Riyadh's concern about blowback -- namely, the belief that allowing citizens to support terrorist groups hostile to the al-Saud monarchy will eventually spawn attacks on Saudi soil -- helps drive the kingdom's counterterrorism approach. In the mid-2000s, the country suffered a series of dramatic al-Qaeda attacks linked to Saudis returning home from the jihad in Afghanistan, and that experience was important in shaping the current mindset. As mentioned above, Riyadh formally outlawed private donations to ISIS and other groups when it designated them as terrorist organizations in March. That move may have been connected to increasing government concern about Saudi membership in foreign terrorist groups, and may have coincided with the investigation of the domestic ISIS-linked cell announced in May.
Today, Saudi citizens continue to represent a significant funding source for Sunni groups operating in Syria. Arab Gulf donors as a whole -- of which Saudis are believed to be the most charitable -- have funneled hundreds of millions of dollars to Syria in recent years, including to ISIS and other groups. There is support for ISIS in Saudi Arabia, and the group directly targets Saudis with fundraising campaigns, so Riyadh could do much more to limit private funding. U.S. officials have hinted that a combination of politics, logistics, and limited capabilities have impeded more effective Saudi efforts to counter terrorism financing. One particularly difficult problem is how to monitor cash transfers, a method common among Saudi donors.

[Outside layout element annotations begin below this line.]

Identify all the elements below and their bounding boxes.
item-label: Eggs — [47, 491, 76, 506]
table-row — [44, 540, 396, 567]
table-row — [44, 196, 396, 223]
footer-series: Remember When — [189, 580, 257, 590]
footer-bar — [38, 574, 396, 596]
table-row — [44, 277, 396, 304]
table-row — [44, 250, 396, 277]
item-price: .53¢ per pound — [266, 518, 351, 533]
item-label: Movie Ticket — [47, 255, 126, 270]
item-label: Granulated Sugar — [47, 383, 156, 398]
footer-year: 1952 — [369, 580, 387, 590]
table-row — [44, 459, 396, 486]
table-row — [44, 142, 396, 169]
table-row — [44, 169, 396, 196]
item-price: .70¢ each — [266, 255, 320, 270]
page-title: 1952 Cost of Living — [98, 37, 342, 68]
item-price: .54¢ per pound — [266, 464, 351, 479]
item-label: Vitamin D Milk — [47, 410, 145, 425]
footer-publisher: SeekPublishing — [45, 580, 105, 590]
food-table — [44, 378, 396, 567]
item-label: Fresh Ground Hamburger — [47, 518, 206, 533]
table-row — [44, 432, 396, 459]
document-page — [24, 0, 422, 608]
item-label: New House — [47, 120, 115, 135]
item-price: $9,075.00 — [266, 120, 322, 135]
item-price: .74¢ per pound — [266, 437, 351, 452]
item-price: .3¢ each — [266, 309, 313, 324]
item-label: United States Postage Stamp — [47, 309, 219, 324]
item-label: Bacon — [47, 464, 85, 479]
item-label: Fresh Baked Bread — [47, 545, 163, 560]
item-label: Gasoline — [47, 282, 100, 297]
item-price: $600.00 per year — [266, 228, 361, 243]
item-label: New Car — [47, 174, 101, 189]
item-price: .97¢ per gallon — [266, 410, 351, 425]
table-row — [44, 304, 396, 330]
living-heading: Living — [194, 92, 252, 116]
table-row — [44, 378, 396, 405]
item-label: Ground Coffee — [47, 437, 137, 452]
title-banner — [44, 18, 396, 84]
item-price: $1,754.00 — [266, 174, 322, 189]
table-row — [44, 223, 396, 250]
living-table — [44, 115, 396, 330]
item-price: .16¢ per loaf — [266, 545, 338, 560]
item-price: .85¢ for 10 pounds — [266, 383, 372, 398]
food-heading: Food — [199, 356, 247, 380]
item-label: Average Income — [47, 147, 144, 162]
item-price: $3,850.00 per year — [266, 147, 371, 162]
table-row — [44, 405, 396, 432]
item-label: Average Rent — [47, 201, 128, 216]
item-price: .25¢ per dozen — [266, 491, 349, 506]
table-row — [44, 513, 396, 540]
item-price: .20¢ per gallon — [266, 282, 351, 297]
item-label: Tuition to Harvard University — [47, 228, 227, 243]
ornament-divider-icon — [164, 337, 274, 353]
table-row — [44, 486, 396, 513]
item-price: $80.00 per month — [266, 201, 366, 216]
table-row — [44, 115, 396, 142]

RELATIVE IMPORTANCE OF SAUDI FUNDING
Although Saudi donors and other private contributors were believed to be the most significant funding source for the original forerunner to ISIS, the importance of such donations has been marginalized by the group's independent sources of income. This income, which is now estimated to overwhelmingly exceed private donations, is generated by activities such as smuggling (of oil, weapons, antiquities), extortion (e.g., the group levies around $8 million per month in "taxes" on local businesses), and other crimes (e.g., robberies, counterfeiting). The group's June 11 seizure of Mosul's central bank alone netted tens of millions of dollars (though U.S. officials note that the $400 million figure often cited in connection with the heist is not accurate).
U.S. POLICY IMPLICATIONS
Recent ISIS gains in Iraq present an opportunity for Washington to tighten counter-terrorism financing cooperation with Saudi Arabia and other Gulf states, whose concerns about ISIS terrorist threats on their soil are deepening. Treasury Secretary Jack Lew's visit last week to Saudi Arabia and the United Arab Emirates -- the closest U.S. partners on this issue in the Gulf -- is a positive step. Another constructive move would be to gauge the potential for altering Washington's contentious dynamics with Kuwait and Qatar regarding terrorism financing. There are signs that ISIS "successes" may fuel higher levels of private Saudi and other Gulf support to a variety of Sunni extremist groups operating in Iraq and Syria, which would be important to counter.
At the same time, the current reality -- that of ISIS acquiring major independent sources of income -- demands a counter-terrorism financing approach that shifts away from focusing on private donations made by residents of Saudi Arabia and other Gulf countries. Significantly undermining ISIS's financial base would now require rolling back the group's access to local Syrian and Iraqi income sources.
Lori Plotkin Boghardt is a fellow in Gulf politics at The Washington Institute.